Dans ce nouveau scénario, des cantons redécoupés pour atteindre une taille critique éliraient chacun un représentant au scrutin uninominal. Mais les voix de son ou de ses adversaires malheureux seraient totalisées et serviraient à élire un nombre donné de conseillers territoriaux à la proportionnelle dans chaque département. Cette «compensation» proportionnelle, selon le terme consacré, adoucirait le caractère tranchant du scrutin uninominal à un tour.

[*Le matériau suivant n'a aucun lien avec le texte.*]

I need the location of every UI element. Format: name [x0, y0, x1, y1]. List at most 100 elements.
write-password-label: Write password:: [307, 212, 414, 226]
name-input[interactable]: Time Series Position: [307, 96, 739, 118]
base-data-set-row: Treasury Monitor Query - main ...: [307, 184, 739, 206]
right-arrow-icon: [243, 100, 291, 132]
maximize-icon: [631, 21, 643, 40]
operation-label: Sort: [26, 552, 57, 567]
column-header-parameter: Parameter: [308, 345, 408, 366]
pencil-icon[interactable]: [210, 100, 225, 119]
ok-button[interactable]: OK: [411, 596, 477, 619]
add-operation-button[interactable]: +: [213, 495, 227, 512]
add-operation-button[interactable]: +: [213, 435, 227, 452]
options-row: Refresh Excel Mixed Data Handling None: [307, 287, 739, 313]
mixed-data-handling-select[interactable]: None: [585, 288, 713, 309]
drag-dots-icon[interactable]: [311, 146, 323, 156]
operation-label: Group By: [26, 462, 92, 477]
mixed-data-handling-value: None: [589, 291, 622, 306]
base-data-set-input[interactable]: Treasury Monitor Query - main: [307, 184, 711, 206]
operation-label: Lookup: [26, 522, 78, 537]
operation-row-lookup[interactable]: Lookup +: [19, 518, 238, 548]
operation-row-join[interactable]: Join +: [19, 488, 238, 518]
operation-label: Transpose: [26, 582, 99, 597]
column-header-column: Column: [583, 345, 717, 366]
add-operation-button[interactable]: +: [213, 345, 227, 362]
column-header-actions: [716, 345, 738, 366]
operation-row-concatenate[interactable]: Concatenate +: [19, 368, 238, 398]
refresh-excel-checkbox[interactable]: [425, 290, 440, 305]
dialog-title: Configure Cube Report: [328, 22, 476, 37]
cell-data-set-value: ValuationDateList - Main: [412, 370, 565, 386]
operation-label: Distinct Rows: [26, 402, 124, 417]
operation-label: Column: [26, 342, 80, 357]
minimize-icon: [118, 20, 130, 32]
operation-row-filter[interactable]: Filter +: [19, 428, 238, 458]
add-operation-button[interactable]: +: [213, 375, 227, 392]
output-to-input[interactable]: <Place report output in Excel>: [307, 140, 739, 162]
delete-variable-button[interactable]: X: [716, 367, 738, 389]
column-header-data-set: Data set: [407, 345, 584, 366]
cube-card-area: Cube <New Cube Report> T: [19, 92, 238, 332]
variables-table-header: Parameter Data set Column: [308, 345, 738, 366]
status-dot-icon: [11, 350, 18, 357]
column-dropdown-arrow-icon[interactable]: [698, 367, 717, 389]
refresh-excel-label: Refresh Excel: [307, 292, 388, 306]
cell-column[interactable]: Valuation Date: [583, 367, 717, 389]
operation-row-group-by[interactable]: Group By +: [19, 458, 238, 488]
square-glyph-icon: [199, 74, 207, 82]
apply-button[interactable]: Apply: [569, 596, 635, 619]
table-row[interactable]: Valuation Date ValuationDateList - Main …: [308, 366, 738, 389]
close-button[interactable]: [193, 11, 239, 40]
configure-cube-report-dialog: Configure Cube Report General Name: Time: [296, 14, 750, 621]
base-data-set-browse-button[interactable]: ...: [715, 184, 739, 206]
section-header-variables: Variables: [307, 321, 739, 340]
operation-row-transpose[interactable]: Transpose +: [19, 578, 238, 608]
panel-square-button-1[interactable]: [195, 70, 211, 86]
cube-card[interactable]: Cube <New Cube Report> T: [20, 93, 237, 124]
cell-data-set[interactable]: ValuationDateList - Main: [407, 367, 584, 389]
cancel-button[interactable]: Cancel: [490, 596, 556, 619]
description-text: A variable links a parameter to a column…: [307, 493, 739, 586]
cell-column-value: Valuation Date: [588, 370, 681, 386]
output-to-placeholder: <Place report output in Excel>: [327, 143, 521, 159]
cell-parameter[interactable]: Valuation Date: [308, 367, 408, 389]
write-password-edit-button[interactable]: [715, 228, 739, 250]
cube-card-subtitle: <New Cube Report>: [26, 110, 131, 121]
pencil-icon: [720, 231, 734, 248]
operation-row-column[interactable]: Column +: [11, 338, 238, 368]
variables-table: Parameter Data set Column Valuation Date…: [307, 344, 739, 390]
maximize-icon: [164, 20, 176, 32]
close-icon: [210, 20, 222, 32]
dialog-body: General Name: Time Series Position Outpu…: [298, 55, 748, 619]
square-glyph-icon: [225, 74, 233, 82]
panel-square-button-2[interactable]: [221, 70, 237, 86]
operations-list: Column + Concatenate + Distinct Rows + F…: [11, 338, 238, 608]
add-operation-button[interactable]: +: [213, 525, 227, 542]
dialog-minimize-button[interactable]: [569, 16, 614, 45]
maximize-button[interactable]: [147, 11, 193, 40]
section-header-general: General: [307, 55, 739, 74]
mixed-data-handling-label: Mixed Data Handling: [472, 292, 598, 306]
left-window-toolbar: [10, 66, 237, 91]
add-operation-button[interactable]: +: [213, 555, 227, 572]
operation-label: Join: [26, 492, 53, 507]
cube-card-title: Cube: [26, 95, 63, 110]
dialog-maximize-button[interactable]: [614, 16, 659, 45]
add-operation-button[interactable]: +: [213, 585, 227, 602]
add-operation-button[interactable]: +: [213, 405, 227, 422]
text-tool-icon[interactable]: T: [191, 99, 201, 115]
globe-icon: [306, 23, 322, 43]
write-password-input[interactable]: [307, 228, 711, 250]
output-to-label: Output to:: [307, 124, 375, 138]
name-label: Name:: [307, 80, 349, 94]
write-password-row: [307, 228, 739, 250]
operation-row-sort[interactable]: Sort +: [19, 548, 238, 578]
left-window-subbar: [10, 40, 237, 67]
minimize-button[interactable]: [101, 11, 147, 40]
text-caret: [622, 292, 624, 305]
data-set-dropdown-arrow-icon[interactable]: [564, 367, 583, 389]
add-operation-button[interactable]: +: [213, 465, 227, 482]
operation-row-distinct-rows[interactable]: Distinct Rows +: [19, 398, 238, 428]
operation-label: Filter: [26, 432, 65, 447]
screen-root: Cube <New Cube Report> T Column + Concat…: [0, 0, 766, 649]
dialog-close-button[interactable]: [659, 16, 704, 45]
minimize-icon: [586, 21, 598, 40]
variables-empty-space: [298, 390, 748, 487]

Alain Marleix, secrétaire d'État aux Collectivités territoriales, est un fervent défenseur de ce système. Il en avait parlé à Édouard Balladur quand l'ex-premier ministre présidait le comité pour la réforme territoriale, mais sa proposition n'avait pas été retenue. Le député UMP du Rhône Dominique Perben, qui fut membre de ce comité et qui sera le rapporteur du projet de ré­forme présenté en septembre, partage les réticences d'Édouard Balladur. Selon lui, le système mi-uninominal, mi-proportionnel, plus simple, ne devrait pas poser de problème juridique insurmontable.

 

Le système Weill-Raynal

Mais Alain Marleix a gagné à sa cause le ministre de l'Intérieur, Brice Hortefeux, qui voit un autre avantage au scrutin uninominal «compensé» : «Il a été inventé par un homme de gauche, sous Léon Blum.» L'homme en question est Étienne Weill-Raynal, collaborateur de Vincent Auriol, ministre des Finances du Front populaire en 1936 et 1937. Spécialiste des systèmes électoraux, ce militant de la SFIO a commencé à cette époque à défendre une formule de représentation proportionnelle nationale, avec un scrutin individuel dans le cadre des circonscriptions, et des péréquations entre les départements. En mars 1978, il a fondé un comité républicain d'action pour promouvoir ce système. Il est mort en 1982, à 94 ans, sans avoir converti le PS.

Gérard Collomb, le maire socialiste de Lyon, se souvient que, jeune homme, il a assisté à des plaidoyers enflammés d'Étienne Weill-Raynal pour la «représentation proportionnelle avec scrutin uninominal». Le fait que le gouvernement puisse s'inspirer d'une idée venue de la gauche n'entame en rien son opposition à la réforme du mode de scrutin. «Le problème, explique-t-il, c'est le redécoupage des cantons. Déjà, le redécoupage des circonscriptions législatives va nous coûter des sièges. Avec les cantons, ça va être pire, puisqu'il n'y a même pas de jurisprudence pour tempérer les ardeurs du ministère de l'Intérieur.»

Quel que soit le choix final de Nicolas Sarkozy, la polémique sur le mode de scrutin menace d'occulter, à la rentrée, le fond de la réforme territoriale.